I do the occasional release for the sake of good, though I could actually be partly evil (see earlier blog post here).  
Jack, I've seen a few comments elsewhere as well, critical of Wal-Mart's approach. Come to think of it-- what's so wrong in Wal-Mart adopting this approach. Couldn't it be viewed as a paid-for advertising campaign, except that the chosen medium is blogs?  
Manoj, you’re quite right that the method is not illegitimate. I guess my problems are these: (a) (most) blogs to date are personal and independent, and having people republish releases would undermine them. Now, I know it could be easily argued that many blogs push products, even personal ones, so why not push someone else’s? That leads me to the next objection: (b) Wal-mart’s behaviour in a global sense. We know, for example, it engages in some behaviour which might not be outright illegal, but some might say it is unethical.
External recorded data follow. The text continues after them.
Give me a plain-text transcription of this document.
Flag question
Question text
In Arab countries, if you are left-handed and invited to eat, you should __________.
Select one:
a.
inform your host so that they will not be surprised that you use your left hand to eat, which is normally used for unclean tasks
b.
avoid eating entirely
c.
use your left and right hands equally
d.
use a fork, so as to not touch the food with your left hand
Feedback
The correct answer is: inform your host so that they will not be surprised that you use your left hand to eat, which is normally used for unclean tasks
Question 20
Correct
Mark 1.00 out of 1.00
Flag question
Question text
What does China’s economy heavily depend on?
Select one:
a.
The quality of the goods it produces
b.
To ask someone to “join the club”, so to speak, through being a paid mouthpiece on blogs that should be independent, extends that “Wal-mart way”, perhaps uncomfortably for me and for others who have been critical. And, finally, (c): if Wal-mart was ethical and cleaned up its act, then people would blog about it, and it wouldn’t need to spend a penny getting the word out. It might as well use the money it has earmarked for PR-troubleshooting to give some of its sweatshop workers a pay rise.